Farid esquivaba sin el mínimo esfuerzo los socavones de la maltrecha carretera. Estaba en su elemento. Se mostraba más parlanchín desde nuestra estancia en casa de Wahid. Me había dicho que me sentase en el asiento del copiloto y me miraba cuando me hablaba. Incluso sonrió un par de veces. Manejaba el volante con la mano mutilada y señalaba pueblos de casas de adobe que íbamos encontrándonos por el camino y en los que años atrás había conocido a gente. La mayoría, dijo, estaban muertos o en campamentos de refugiados en Pakistán.

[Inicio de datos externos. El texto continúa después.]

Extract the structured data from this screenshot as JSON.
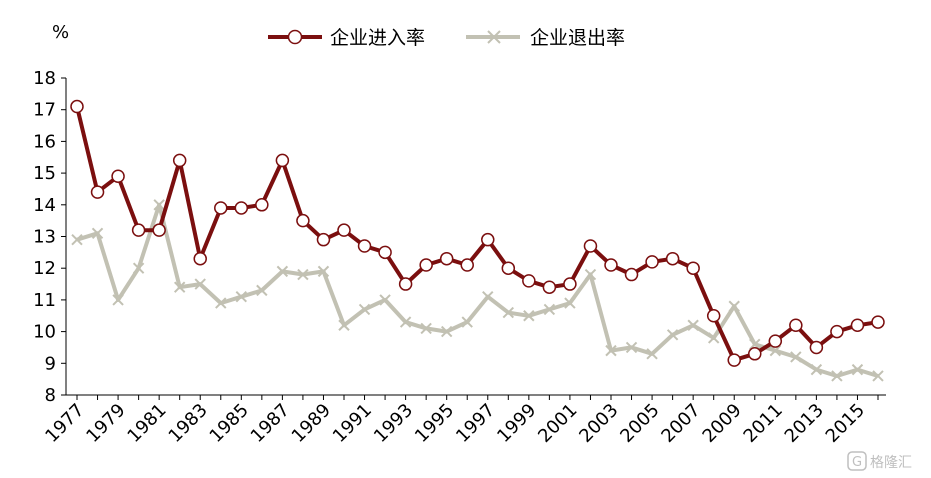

– A veces los muertos son los más afortunados -comentó.
En una ocasión señaló los restos derruidos y carbonizados de un pueblo diminuto. Había quedado reducido a un montón de paredes ennegrecidas y desprovistas de tejado. Un perro dormía junto a una de las paredes.
– Aquí tenía un amigo -dijo-. Era un mecánico de bicicletas estupendo. También tocaba bien la tabla. Los talibanes lo mataron a él y a su familia y prendieron fuego al pueblo.

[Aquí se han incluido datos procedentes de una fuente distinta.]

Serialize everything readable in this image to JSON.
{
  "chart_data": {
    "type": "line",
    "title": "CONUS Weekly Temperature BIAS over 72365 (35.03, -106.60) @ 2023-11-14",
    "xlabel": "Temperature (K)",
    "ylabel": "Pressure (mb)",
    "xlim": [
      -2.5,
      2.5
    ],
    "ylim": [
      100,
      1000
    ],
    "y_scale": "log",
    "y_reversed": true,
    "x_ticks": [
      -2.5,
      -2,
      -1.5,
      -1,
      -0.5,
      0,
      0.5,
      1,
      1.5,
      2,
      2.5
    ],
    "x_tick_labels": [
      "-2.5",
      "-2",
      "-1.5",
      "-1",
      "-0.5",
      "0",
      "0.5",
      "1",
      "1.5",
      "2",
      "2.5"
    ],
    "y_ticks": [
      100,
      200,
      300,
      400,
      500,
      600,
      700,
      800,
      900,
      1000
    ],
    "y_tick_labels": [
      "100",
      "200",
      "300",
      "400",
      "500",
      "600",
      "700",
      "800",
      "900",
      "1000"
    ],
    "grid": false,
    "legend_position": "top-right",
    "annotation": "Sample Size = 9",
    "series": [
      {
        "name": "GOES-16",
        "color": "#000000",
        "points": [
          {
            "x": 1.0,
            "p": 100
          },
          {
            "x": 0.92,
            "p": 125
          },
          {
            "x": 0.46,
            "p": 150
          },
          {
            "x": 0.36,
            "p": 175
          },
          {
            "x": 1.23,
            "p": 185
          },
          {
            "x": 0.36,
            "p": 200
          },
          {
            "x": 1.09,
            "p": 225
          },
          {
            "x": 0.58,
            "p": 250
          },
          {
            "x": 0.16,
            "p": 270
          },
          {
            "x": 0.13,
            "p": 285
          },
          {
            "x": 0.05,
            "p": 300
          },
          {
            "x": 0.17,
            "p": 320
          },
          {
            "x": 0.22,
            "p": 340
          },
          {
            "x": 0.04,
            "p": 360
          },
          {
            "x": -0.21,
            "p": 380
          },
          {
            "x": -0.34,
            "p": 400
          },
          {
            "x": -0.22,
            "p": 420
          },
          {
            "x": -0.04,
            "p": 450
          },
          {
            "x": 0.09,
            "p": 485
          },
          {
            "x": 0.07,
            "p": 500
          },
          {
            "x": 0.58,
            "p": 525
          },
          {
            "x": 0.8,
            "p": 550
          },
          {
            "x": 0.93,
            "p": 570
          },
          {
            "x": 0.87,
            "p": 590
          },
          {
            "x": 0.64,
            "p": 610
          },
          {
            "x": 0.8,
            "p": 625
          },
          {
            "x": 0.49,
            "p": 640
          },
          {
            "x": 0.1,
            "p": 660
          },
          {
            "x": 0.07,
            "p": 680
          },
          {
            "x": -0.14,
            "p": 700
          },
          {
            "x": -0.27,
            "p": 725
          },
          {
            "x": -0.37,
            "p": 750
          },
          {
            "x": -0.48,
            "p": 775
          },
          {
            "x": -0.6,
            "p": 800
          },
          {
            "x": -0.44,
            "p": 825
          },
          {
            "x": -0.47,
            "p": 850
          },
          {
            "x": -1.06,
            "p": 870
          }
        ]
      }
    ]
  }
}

Pasamos junto al pueblo incendiado y el perro ni se movió.
En los viejos tiempos, el viaje de Jalalabad a Kabul duraba dos horas, quizá un poco más. Farid y yo tardamos seis. Y cuando lo hicimos… Farid me puso sobre aviso nada más pasar la presa de Mahipar.

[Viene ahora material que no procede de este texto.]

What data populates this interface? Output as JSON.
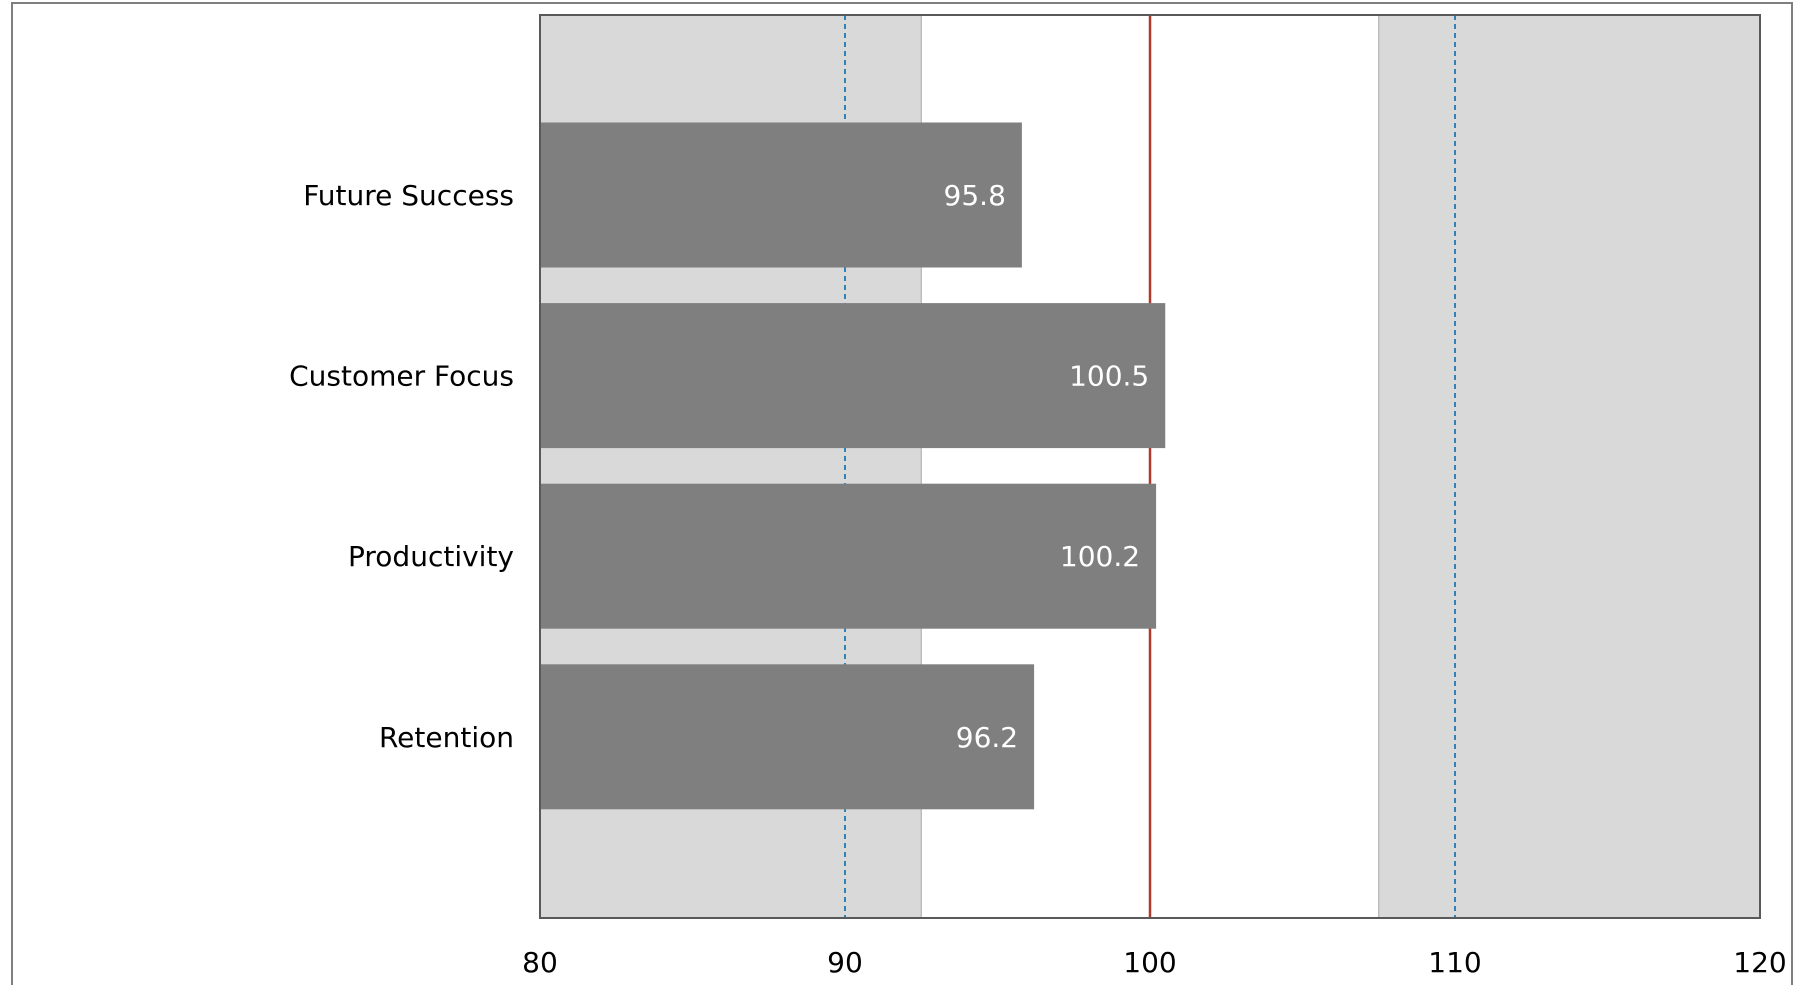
{
  "chart_data": {
    "type": "bar",
    "orientation": "horizontal",
    "categories": [
      "Future Success",
      "Customer Focus",
      "Productivity",
      "Retention"
    ],
    "values": [
      95.8,
      100.5,
      100.2,
      96.2
    ],
    "data_labels": [
      "95.8",
      "100.5",
      "100.2",
      "96.2"
    ],
    "xlim": [
      80,
      120
    ],
    "x_ticks": [
      80,
      90,
      100,
      110,
      120
    ],
    "x_tick_labels": [
      "80",
      "90",
      "100",
      "110",
      "120"
    ],
    "title": "",
    "xlabel": "",
    "ylabel": "",
    "grid": false,
    "shaded_bands": [
      {
        "from": 80,
        "to": 92.5
      },
      {
        "from": 107.5,
        "to": 120
      }
    ],
    "reference_lines": [
      {
        "value": 90,
        "style": "dashed",
        "color": "#1f77b4"
      },
      {
        "value": 100,
        "style": "solid",
        "color": "#b03a2e"
      },
      {
        "value": 110,
        "style": "dashed",
        "color": "#1f77b4"
      }
    ],
    "colors": {
      "bar": "#7f7f7f",
      "band": "#d9d9d9",
      "band_edge": "#a6a6a6",
      "plot_border": "#595959",
      "frame_border": "#7f7f7f",
      "data_label": "#ffffff",
      "text": "#000000"
    }
  }
}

– Kabul ya no es como lo recuerdas -me advirtió.
– Eso me han dicho.
Farid me lanzó una mirada con la que quería decirme que oírlo no era lo mismo que verlo. Y tenía razón. Porque cuando Kabul apareció finalmente ante nosotros tuve la seguridad, la completa seguridad, de que en algún cruce nos habíamos equivocado de dirección. Farid debió de ver mi cara de estupefacción… Si transportaba gente a Kabul con cierta frecuencia, debía de estar acostumbrado a ver esa expresión en las caras de aquellos que llevaban mucho tiempo lejos de Kabul.
Me dio un golpecito en el hombro.
– Bienvenido de nuevo -dijo hoscamente.
Escombros y mendigos. Era lo único que veía donde quiera que mirase. Recordaba que en los viejos tiempos también había mendigos… Baba llevaba siempre en el bolsillo un puñado adicional de billetes afganos para ellos; nunca lo vi esquivarlos. Pero ahora los había en todas las esquinas, vestidos con harapos de arpillera, agachados en cuclillas y tendiendo las manos manchadas de barro pidiendo limosna. Y en su mayoría eran niños enjutos y con caras tristes, algunos no mayores de cinco o seis años. Se situaban en las esquinas de las calles más transitadas, sentados en el regazo de sus madres, quienes, tapadas con el burka, entonaban melancólicamente «Bakhshesh, bakhshesh!» Y había algo más, algo de lo que no me había dado cuenta hasta ese momento: había muy pocos niños que estuviesen sentados junto a un hombre. Las guerras habían convertido a los padres en un bien escaso en Afganistán.